Zum erstenmal seit Beginn des Tarifkonflikts um den Stufenplan der ostdeutschen Metallindustrie deutete der IG-Metall-Vorsitzende Bereitschaft zum Einlenken an. Die Arbeitnehmer, sagte Franz Steinkühler über Ostern, seien zu Kompromissen bereit, die "möglicherweise auch weh tun werden". Doch ein Spitzengespräch lehnt der Gewerkschaftschef nach wie vor ab. Der Arbeitgeberverband Gesamtmetall und sein Präsident Hans-Joachim Gottschol, begründete Steinkühler, böten keine hinreichende Gewähr, daß abgeschlossene Tarifverträge auch eingehalten würden.

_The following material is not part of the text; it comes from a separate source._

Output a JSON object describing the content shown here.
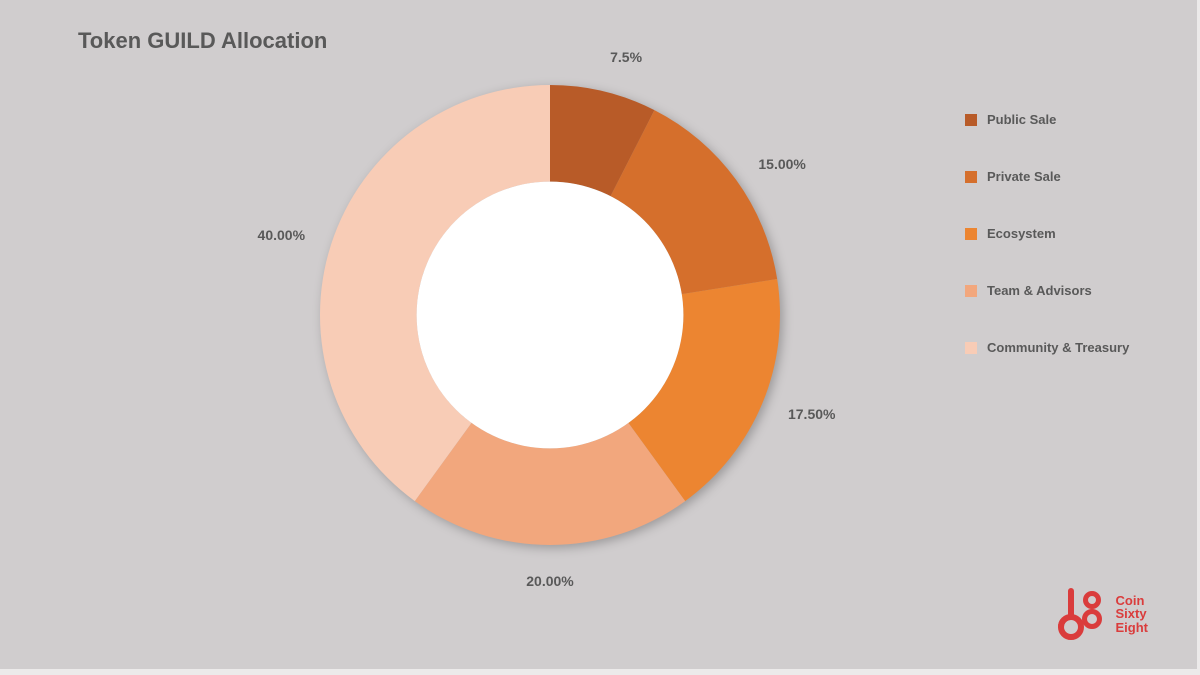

Die Verbitterung, die aus dieser bösen Abfuhr spricht, macht einmal mehr deutlich, wie zerrüttet das Verhältnis zwischen den Tarifparteien ist. Dabei wäre ein Treffen unter vier Augen in der Auseinandersetzung dieses Jahres ganz besonders wichtig. Denn mehr als je zuvor scheint derzeit in den neuen Bundesländern ein Stellvertreterkrieg abzulaufen. Kurt Biedenkopf, der sich bemühte, zwischen den Kontrahenten zu vermitteln, hat den Verdacht offen ausgesprochen. Die Entscheidungen der Arbeitgeber seien nicht in Dresden, sondern bei Gesamtmetall in Köln getroffen worden, erklärte er im Spiegel. Diesen Eindruck hatten schon die offiziellen Schlichter nach ihren vergeblichen Anstrengungen, beide Seiten auf einen Nenner zu bringen. Auch einzelne Unternehmen, die Bereitschaft signalisierten, den Stufenplan zu erfüllen, mußten bisher mit Schelte aus der Arbeitgeberzentrale rechnen. Und mancher zog sein Angebot danach wieder zurück.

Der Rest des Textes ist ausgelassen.